O que esses números significam para a carreira e a Seleção
Esses registros consolidam Neymar no panteão do futebol brasileiro e aumentam as expectativas em torno de seu desempenho. Para a Seleção, ter o jogador mais decisivo da sua geração adiciona experiência e liderança, mas também cria dependência que exigirá soluções de continuidade caso ele não esteja 100% fisicamente.
Implicações táticas e próximas decisões
Com a possibilidade de perder a estreia, Carlo Ancelotti e a comissão técnica têm que ajustar o desenho tático: optar por mantê-lo no banco como opção de impacto, acelerar recuperação para colocá-lo no segundo jogo, ou reorganizar a equipe sem o jogador mais criativo. Cada escolha trará consequências diferentes para a fluidez ofensiva e para a gestão de esforços ao longo do torneio.

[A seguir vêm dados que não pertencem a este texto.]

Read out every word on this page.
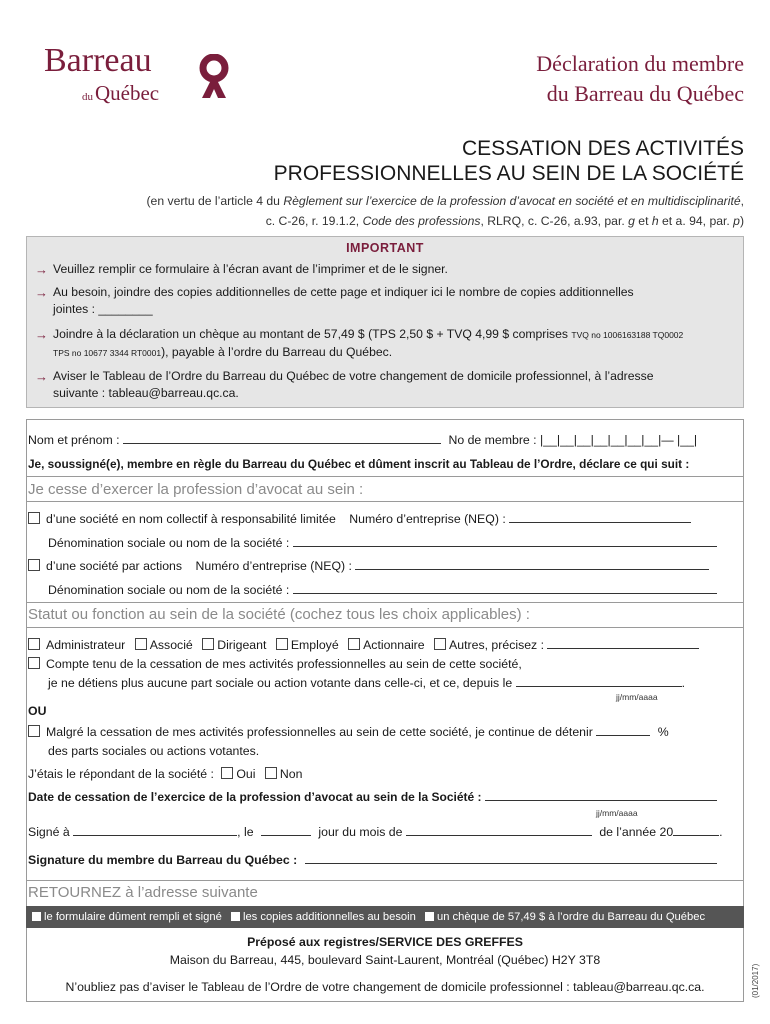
Barreau
duQuébec
Déclaration du membre
du Barreau du Québec
CESSATION DES ACTIVITÉS
PROFESSIONNELLES AU SEIN DE LA SOCIÉTÉ
(en vertu de l’article 4 du Règlement sur l’exercice de la profession d’avocat en société et en multidisciplinarité,
c. C-26, r. 19.1.2, Code des professions, RLRQ, c. C-26, a.93, par. g et h et a. 94, par. p)
IMPORTANT
→ Veuillez remplir ce formulaire à l’écran avant de l’imprimer et de le signer.
→ Au besoin, joindre des copies additionnelles de cette page et indiquer ici le nombre de copies additionnelles
jointes : ________
→ Joindre à la déclaration un chèque au montant de 57,49 $ (TPS 2,50 $ + TVQ 4,99 $ comprises TVQ no 1006163188 TQ0002
TPS no 10677 3344 RT0001), payable à l’ordre du Barreau du Québec.
→ Aviser le Tableau de l’Ordre du Barreau du Québec de votre changement de domicile professionnel, à l’adresse
suivante : tableau@barreau.qc.ca.
Nom et prénom :	No de membre : |__|__|__|__|__|__|__|— |__|
Je, soussigné(e), membre en règle du Barreau du Québec et dûment inscrit au Tableau de l’Ordre, déclare ce qui suit :
Je cesse d’exercer la profession d’avocat au sein :
d’une société en nom collectif à responsabilité limitée Numéro d’entreprise (NEQ) :
Dénomination sociale ou nom de la société :
d’une société par actions Numéro d’entreprise (NEQ) :
Dénomination sociale ou nom de la société :
Statut ou fonction au sein de la société (cochez tous les choix applicables) :
Administrateur Associé Dirigeant Employé Actionnaire Autres, précisez :
Compte tenu de la cessation de mes activités professionnelles au sein de cette société,
je ne détiens plus aucune part sociale ou action votante dans celle-ci, et ce, depuis le	.
jj/mm/aaaa
OU
Malgré la cessation de mes activités professionnelles au sein de cette société, je continue de détenir	%
des parts sociales ou actions votantes.
J’étais le répondant de la société : Oui Non
Date de cessation de l’exercice de la profession d’avocat au sein de la Société :
jj/mm/aaaa
Signé à	, le	jour du mois de	de l’année 20	.
Signature du membre du Barreau du Québec :
RETOURNEZ à l’adresse suivante
le formulaire dûment rempli et signé les copies additionnelles au besoin un chèque de 57,49 $ à l’ordre du Barreau du Québec
Préposé aux registres/SERVICE DES GREFFES
Maison du Barreau, 445, boulevard Saint-Laurent, Montréal (Québec) H2Y 3T8
N’oubliez pas d’aviser le Tableau de l’Ordre de votre changement de domicile professionnel : tableau@barreau.qc.ca.	(01/2017)
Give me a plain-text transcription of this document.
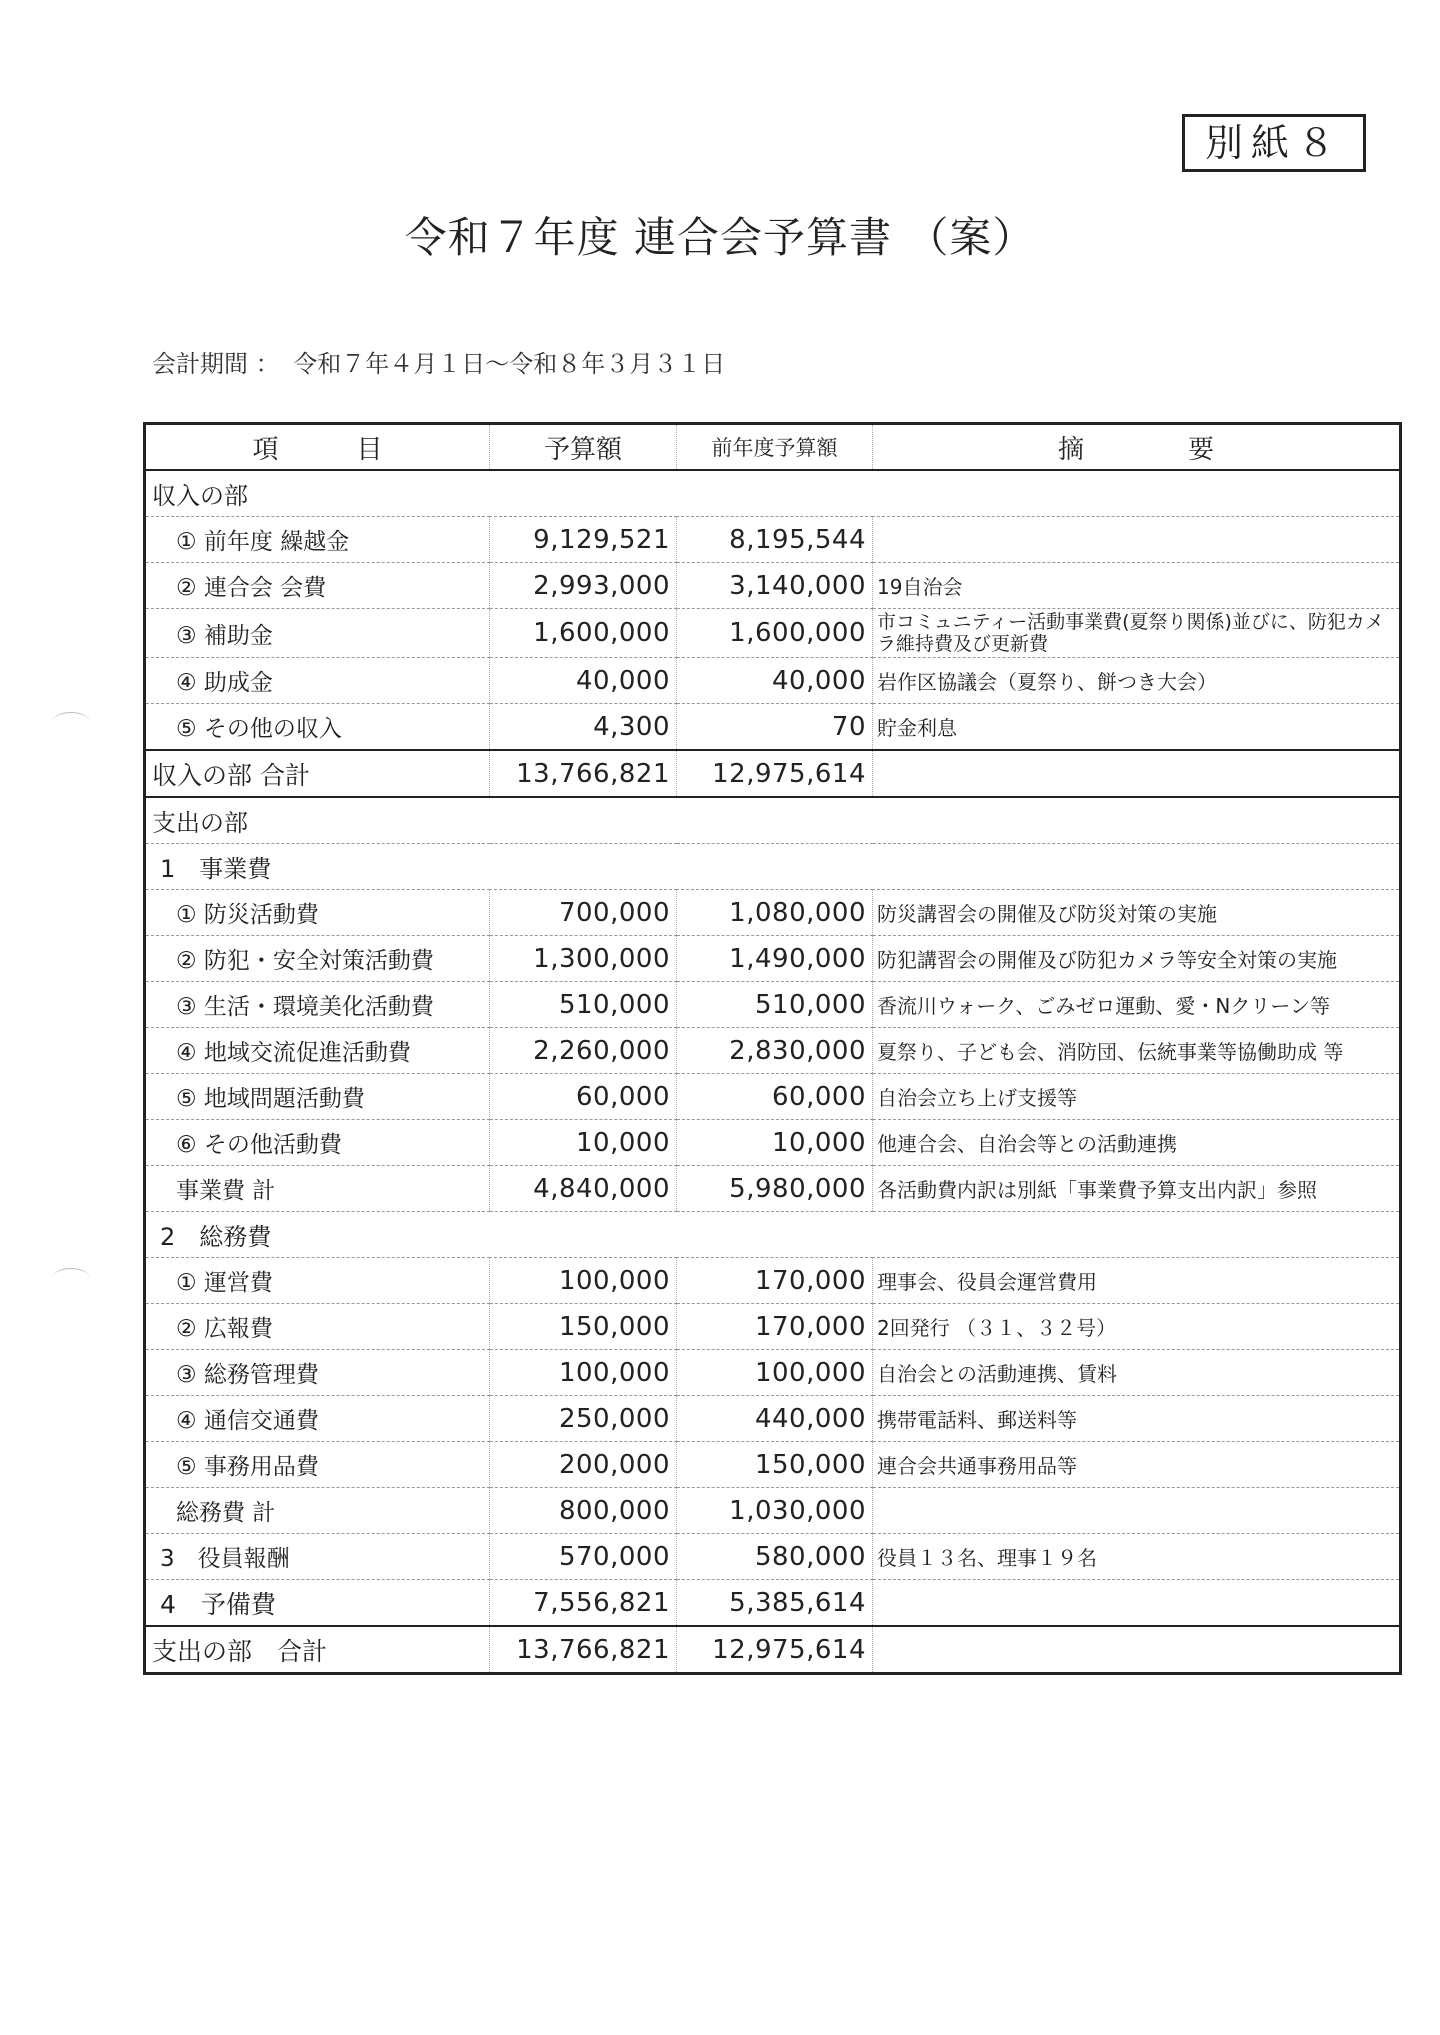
別紙８
令和７年度 連合会予算書 （案）
会計期間 ： 令和７年４月１日～令和８年３月３１日
項　　　目	予算額	前年度予算額	摘　　　　要
収入の部			
① 前年度 繰越金	9,129,521	8,195,544	
② 連合会 会費	2,993,000	3,140,000	19自治会
③ 補助金	1,600,000	1,600,000	市コミュニティー活動事業費(夏祭り関係)並びに、防犯カメラ維持費及び更新費
④ 助成金	40,000	40,000	岩作区協議会（夏祭り、餅つき大会）
⑤ その他の収入	4,300	70	貯金利息
収入の部 合計	13,766,821	12,975,614	
支出の部			
1　事業費			
① 防災活動費	700,000	1,080,000	防災講習会の開催及び防災対策の実施
② 防犯・安全対策活動費	1,300,000	1,490,000	防犯講習会の開催及び防犯カメラ等安全対策の実施
③ 生活・環境美化活動費	510,000	510,000	香流川ウォーク、ごみゼロ運動、愛・Nクリーン等
④ 地域交流促進活動費	2,260,000	2,830,000	夏祭り、子ども会、消防団、伝統事業等協働助成 等
⑤ 地域問題活動費	60,000	60,000	自治会立ち上げ支援等
⑥ その他活動費	10,000	10,000	他連合会、自治会等との活動連携
事業費 計	4,840,000	5,980,000	各活動費内訳は別紙「事業費予算支出内訳」参照
2　総務費			
① 運営費	100,000	170,000	理事会、役員会運営費用
② 広報費	150,000	170,000	2回発行 （３１、３２号）
③ 総務管理費	100,000	100,000	自治会との活動連携、賃料
④ 通信交通費	250,000	440,000	携帯電話料、郵送料等
⑤ 事務用品費	200,000	150,000	連合会共通事務用品等
総務費 計	800,000	1,030,000	
3　役員報酬	570,000	580,000	役員１３名、理事１９名
4　予備費	7,556,821	5,385,614	
支出の部　合計	13,766,821	12,975,614	
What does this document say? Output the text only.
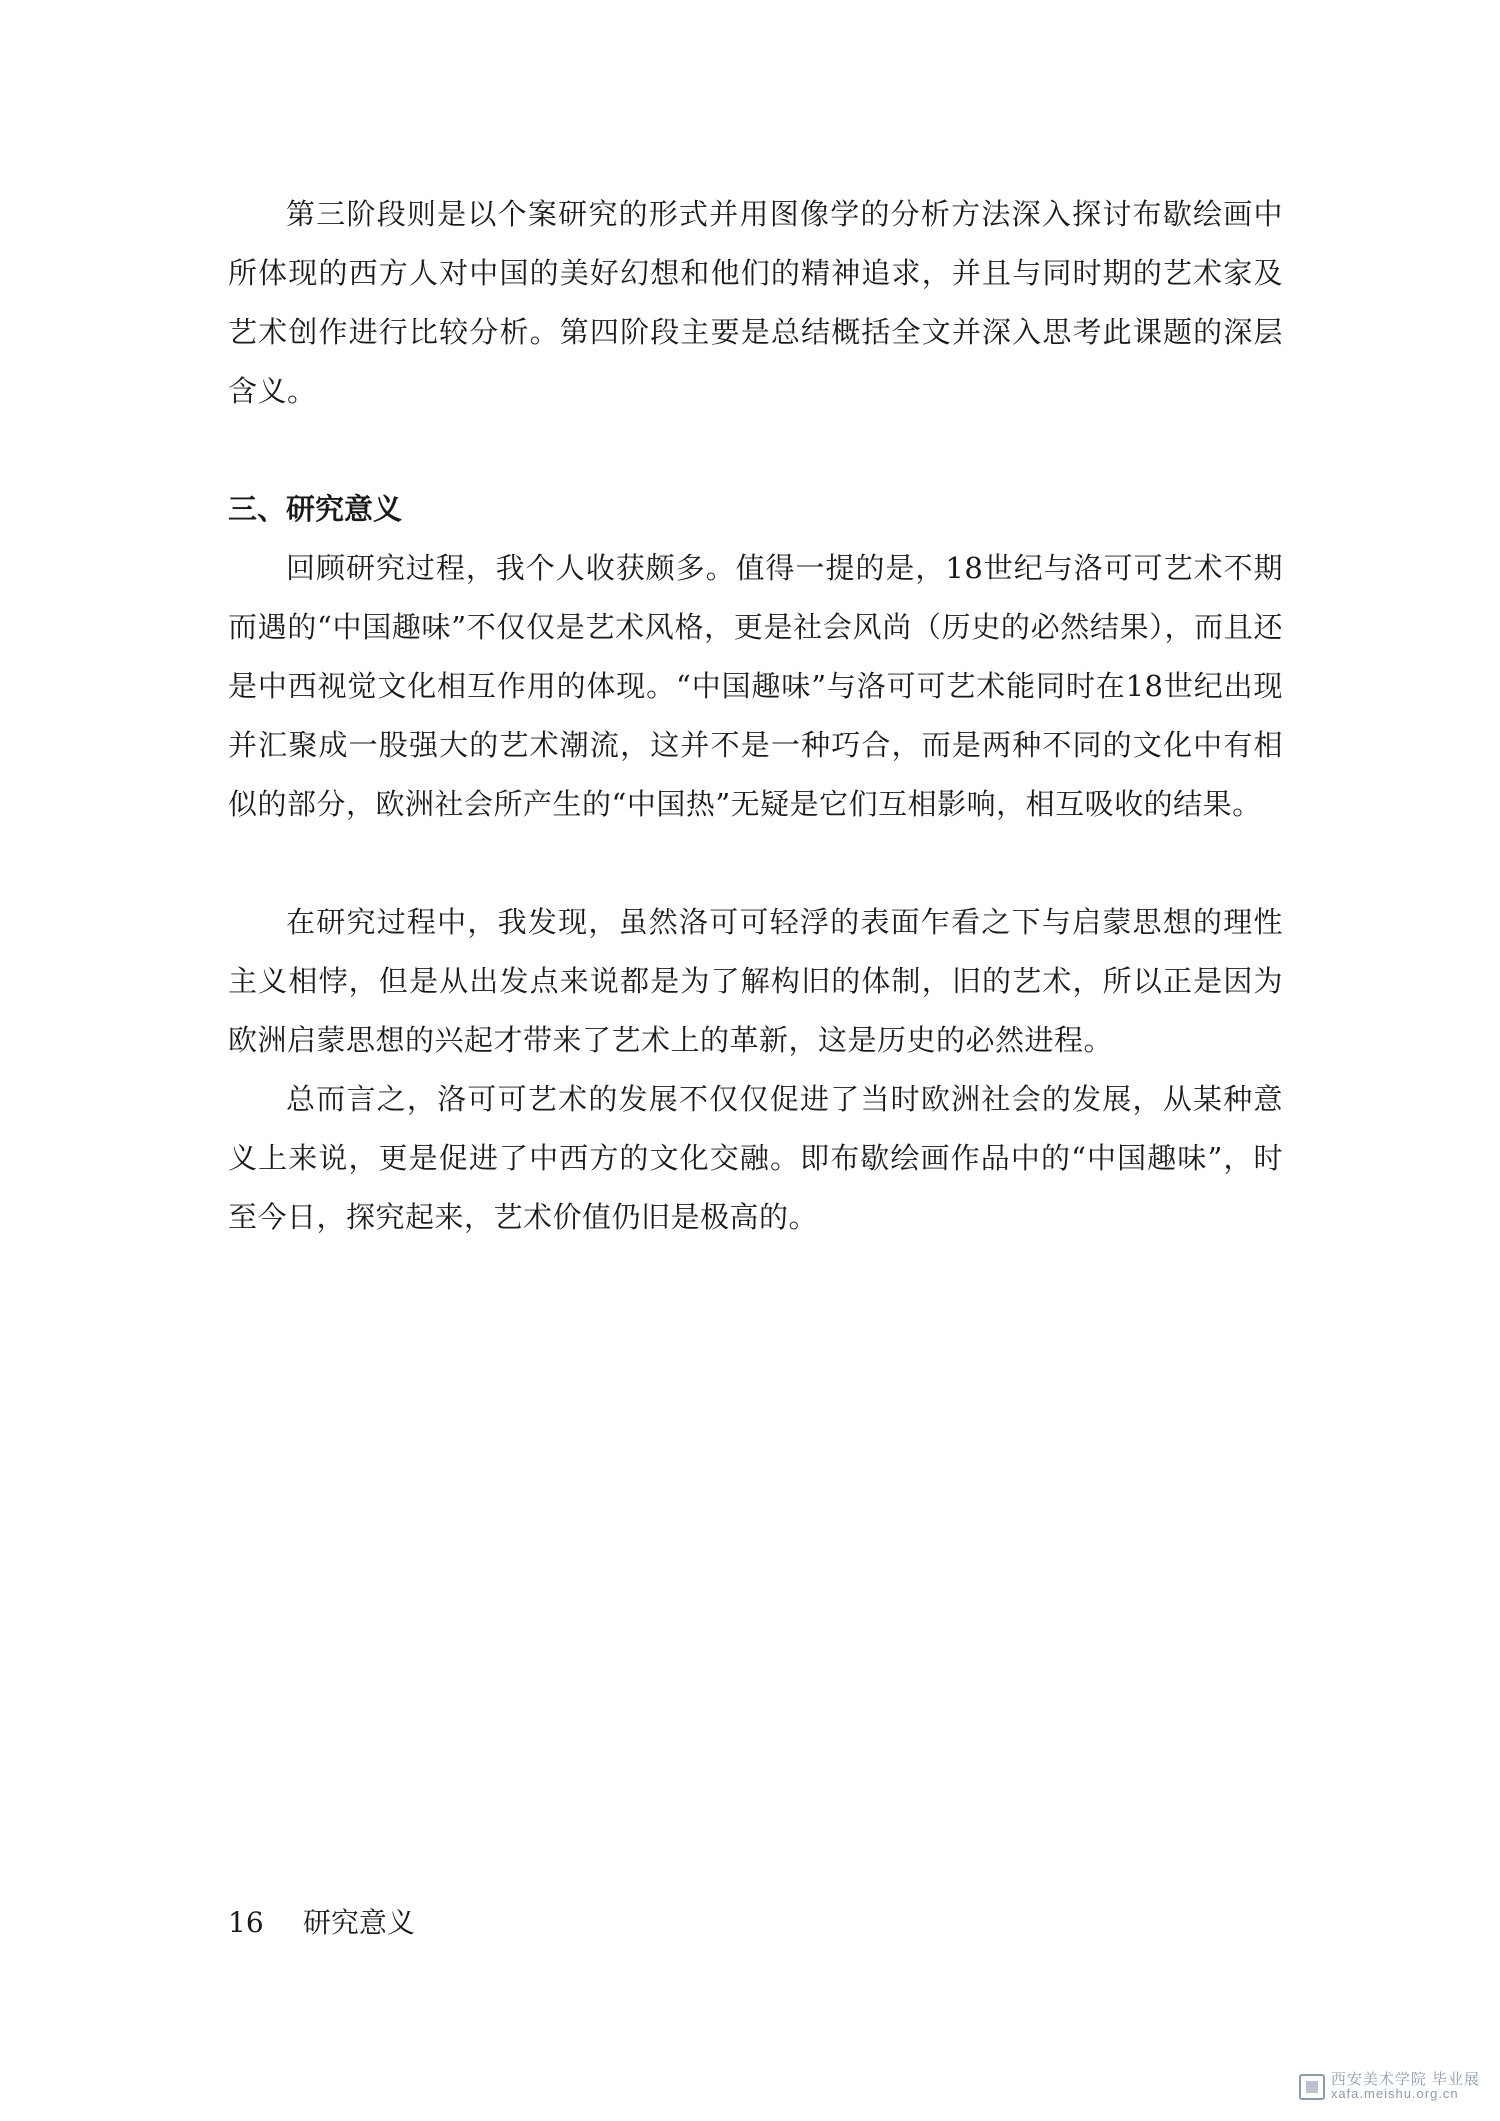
第三阶段则是以个案研究的形式并用图像学的分析方法深入探讨布歇绘画中所体现的西方人对中国的美好幻想和他们的精神追求，并且与同时期的艺术家及艺术创作进行比较分析。第四阶段主要是总结概括全文并深入思考此课题的深层含义。

三、研究意义

回顾研究过程，我个人收获颇多。值得一提的是，18世纪与洛可可艺术不期而遇的“中国趣味”不仅仅是艺术风格，更是社会风尚（历史的必然结果），而且还是中西视觉文化相互作用的体现。“中国趣味”与洛可可艺术能同时在18世纪出现并汇聚成一股强大的艺术潮流，这并不是一种巧合，而是两种不同的文化中有相似的部分，欧洲社会所产生的“中国热”无疑是它们互相影响，相互吸收的结果。

在研究过程中，我发现，虽然洛可可轻浮的表面乍看之下与启蒙思想的理性主义相悖，但是从出发点来说都是为了解构旧的体制，旧的艺术，所以正是因为欧洲启蒙思想的兴起才带来了艺术上的革新，这是历史的必然进程。

总而言之，洛可可艺术的发展不仅仅促进了当时欧洲社会的发展，从某种意义上来说，更是促进了中西方的文化交融。即布歇绘画作品中的“中国趣味”，时至今日，探究起来，艺术价值仍旧是极高的。

16 研究意义
西安美术学院 毕业展
xafa.meishu.org.cn
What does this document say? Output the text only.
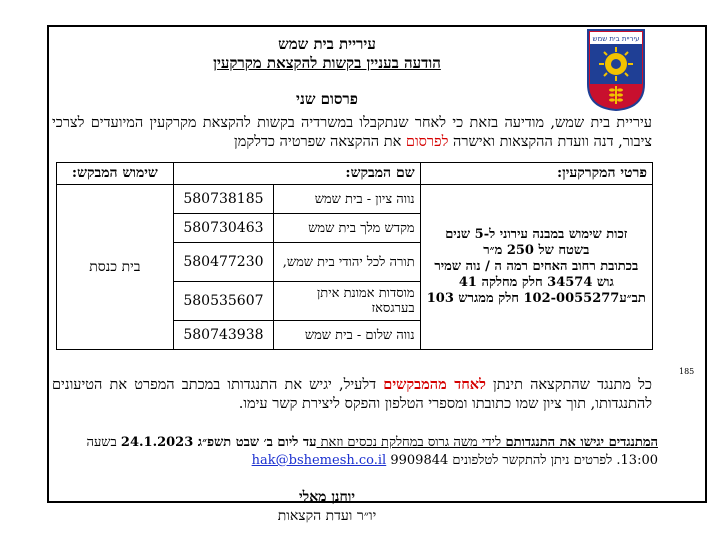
עיריית בית שמש
עיריית בית שמש
הודעה בעניין בקשות להקצאת מקרקעין
פרסום שני
עיריית בית שמש, מודיעה בזאת כי לאחר שנתקבלו במשרדיה בקשות להקצאת מקרקעין המיועדים לצרכי ציבור, דנה וועדת ההקצאות ואישרה לפרסום את ההקצאה שפרטיה כדלקמן
פרטי המקרקעין:	שם המבקש:		שימוש המבקש:

זכות שימוש במבנה עירוני ל-5 שנים
בשטח של 250 מ״ר
בכתובת רחוב האחים רמה ה / נוה שמיר
גוש 34574 חלק מחלקה 41
תב״ע102-0055277 חלק ממגרש 103	נווה ציון - בית שמש	580738185	בית כנסת
	מקדש מלך בית שמש	580730463	
	תורה לכל יהודי בית שמש,	580477230	
	מוסדות אמונת איתן בערגסאז	580535607	
	נווה שלום - בית שמש	580743938	
185
כל מתנגד שהתקצאה תינתן לאחד מהמבקשים דלעיל, יגיש את התנגדותו במכתב המפרט את הטיעונים להתנגדותו, תוך ציון שמו כתובתו ומספרי הטלפון והפקס ליצירת קשר עימו.
המתנגדים יגישו את התנגדותם לידי משה גרוס במחלקת נכסים וזאת עד ליום ב׳ שבט תשפ״ג 24.1.2023 בשעה 13:00. לפרטים ניתן להתקשר לטלפונים 9909844 hak@bshemesh.co.il
יוחנן מאלי
יו״ר ועדת הקצאות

Conclusão: legado e foco imediato
O elogio de Juninho reforça o argumento de que Neymar ainda pertence à discussão dos maiores do Brasil. No curto prazo, contudo, a prioridade é clínica e estratégica: transformar elogios em desempenho efetivo na Copa. A Seleção precisa conciliar reverência ao talento de Neymar com pragmatismo médico e tático para maximizar chances no Mundial.